Bal­ti­more City in 1856 had a po­lice force of only 45 men, for a pop­u­la­tion of 174,000. The po­lice had lit­tle chance against the row­dies at elec­tion time. Gangs, de­ter­mined to see their can­di­dates win, staked out polling places to await vot­ers. Bal­lots were color-coded by po­lit­i­cal party and were, when cast, vis­i­ble to on­look­ers. The Blood Tubs were named for their cus­tom of dump­ing tubs of blood, fresh from slaugh­ter­houses, on those not vot­ing for the gang’s can­di­dates. Thugs kid­napped men off the streets, usu­ally im­mi­grants who spoke lit­tle Eng­lish, and marched them to the polls to vote for the can­di­dates backed by the gangs.

The 1856 city elec­tion was the high wa­ter mark of vi­o­lence. When men of the Em­pire Club from New York ar­rived to “cam­paign” for lo­cal Democrats, fisticuffs erupted with lo­cal Amer­i­can Party mem­bers, known as “Know Noth­ings.” When the New York­ers sought refuge in a house on Marsh Mar­ket (now Bal­ti­more) Street, en­raged Know Noth­ings launched an as­sault as the em­bat­tled Em­pire men de­fended them­selves with small can­non and firearms.

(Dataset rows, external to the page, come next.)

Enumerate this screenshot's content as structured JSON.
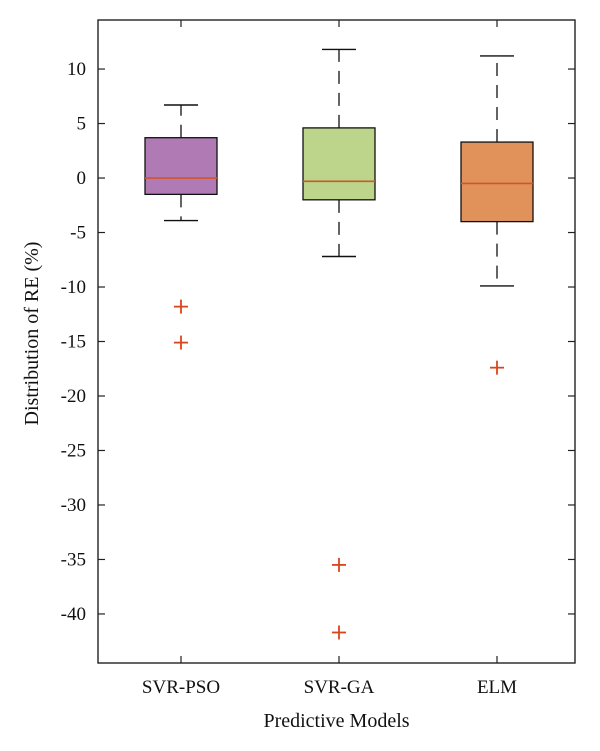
{
  "chart_data": {
    "type": "boxplot",
    "title": "",
    "xlabel": "Predictive Models",
    "ylabel": "Distribution of RE (%)",
    "ylim": [
      -44.5,
      14.5
    ],
    "yticks": [
      10,
      5,
      0,
      -5,
      -10,
      -15,
      -20,
      -25,
      -30,
      -35,
      -40
    ],
    "ytick_labels": [
      "10",
      "5",
      "0",
      "-5",
      "-10",
      "-15",
      "-20",
      "-25",
      "-30",
      "-35",
      "-40"
    ],
    "grid": false,
    "categories": [
      "SVR-PSO",
      "SVR-GA",
      "ELM"
    ],
    "series": [
      {
        "category": "SVR-PSO",
        "whisker_low": -3.9,
        "q1": -1.5,
        "median": 0.0,
        "q3": 3.7,
        "whisker_high": 6.7,
        "outliers": [
          -11.8,
          -15.1
        ],
        "color": "#b07ab4"
      },
      {
        "category": "SVR-GA",
        "whisker_low": -7.2,
        "q1": -2.0,
        "median": -0.3,
        "q3": 4.6,
        "whisker_high": 11.8,
        "outliers": [
          -35.5,
          -41.7
        ],
        "color": "#bcd58a"
      },
      {
        "category": "ELM",
        "whisker_low": -9.9,
        "q1": -4.0,
        "median": -0.5,
        "q3": 3.3,
        "whisker_high": 11.2,
        "outliers": [
          -17.4
        ],
        "color": "#e0925a"
      }
    ],
    "median_color": "#d2542a",
    "outlier_color": "#d8461c"
  }
}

The Rip Raps and Plug Uglies, both Know Noth­ing gangs, used mus­kets, re­volvers, shot­guns and blun­der­busses against the Demo­cratic New Mar­ket En­gine Com­pany in a bat­tle that raged for over two hours in and around the Lex­ing­ton Mar­ket. Two Bal­ti­more­ans died.

An­other brawl erupted at the cor­ner of Mon­u­ment and Calvert streets, mov­ing west­ward as ri­ot­ers fired from be­hind mar­ble steps. Lib­eral use was made of mus­ket and can­non. The Amer­i­can Party can­di­date for mayor, Thomas Swann, won eas­ily. The city-wide tally that day: mul­ti­ple dead and sev­eral hun­dred wounded.

By the out­break of the Civil War, re­forms in the elec­toral process and the po­lice depart­ment had curbed much of the vi­o­lence, though gangs con­tin­ued to cause mis­chief. In April 1861, they helped in­sti­gate the Pratt Street Riot, an at­tack by a mob on North­ern sol­diers pass­ing through the city. That day’s tally in­cluded more than a dozen dead, scores wounded and Bal­ti­more en­shrined as the site of the first fa­tal­i­ties of the Civil War.

I, for one, will be thank­ful for an or­derly elec­toral process that per­mits me to cast a se­cret bal­lot without fear of Blood Tubs, Rip Raps or Plug Uglies lurk­ing at my lo­cal precinct.


The April 19, 1861, “col­li­sion” — known as the Pratt Street Riot — be­tween Bal­ti­more­ans sym­pa­thetic to the South and fed­eral troops on Pratt Street led to the oc­cu­pa­tion of Bal­ti­more through­out the Civil War.